In vivo and in vitro evidence for a protective role of autoantibodies against the insulin-like growth factor-1 receptor (IGF-1R) in Graves' orbitopathy.

Abstract

Purpose: The insulin-like growth factor-1 receptor (IGF-1R) plays a role in the pathogenesis of Graves' orbitopathy (GO). A possible protective role of autoantibodies against IGF-1R (IGF-1R-Abs) on GO has been suggested.
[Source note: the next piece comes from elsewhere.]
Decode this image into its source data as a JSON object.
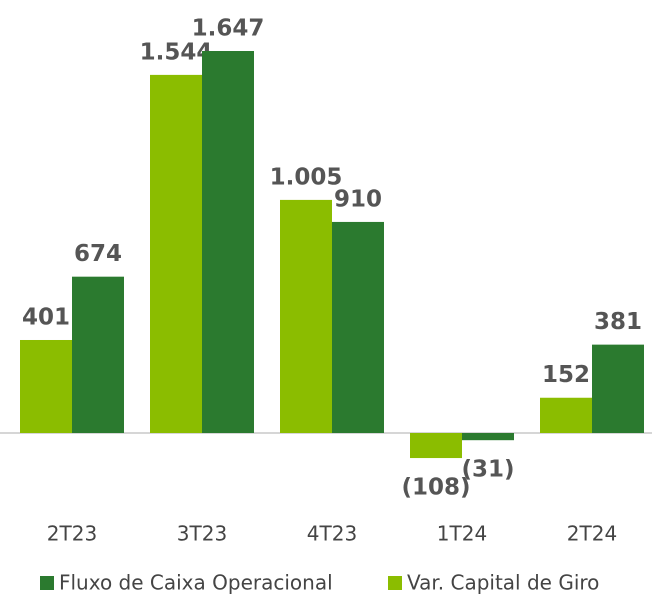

Methods: We conducted a cross-sectional study to investigate IGF-1R-Abs in 147 consecutive Graves' disease (GD) patients, with (n = 92) or without (n = 55) GO (primary outcome), their relationship with GO features and their effect on cell proliferation in primary cultures of orbital fibroblasts.

Results: Serum IGF-1R-Abs levels were higher (29.3 ng/mL, IQR 17.4-36.6) in patients without GO than in those with GO (19.8 ng/mL, IQR 11.2-29.8; Mann Whitney U 1819, P = 0.00509). The prevalence of IGF-1R-Abs levels above the previously established cut-off value of 55 ng/mL did not differ statistically between the two groups, despite a trend towards a greater prevalence in patients without GO (9 vs 3.2%) (Fig. 1b). Within GO patients, serum IGF-1R-Abs did not correlate with proptosis, CAS, eyelid width and visual acuity, whereas there was an inverse correlation with diplopia, being IGF-1R-Abs lower in patients with the most severe degrees (Omega square = 0.0123, P = 0.035). Incubation of orbital fibroblasts from GO patients with IgGs purified from a pool of sera with IGF-1R-Abs > 55 ng/mL decreased cell proliferation in a dose-dependent manner (Omega square = 0.747; P < 0.0001).

Conclusions: Serum autoantibodies against the IGF-1R are present in a minority of patients with GD and seem to exert a protective role on GO development and features.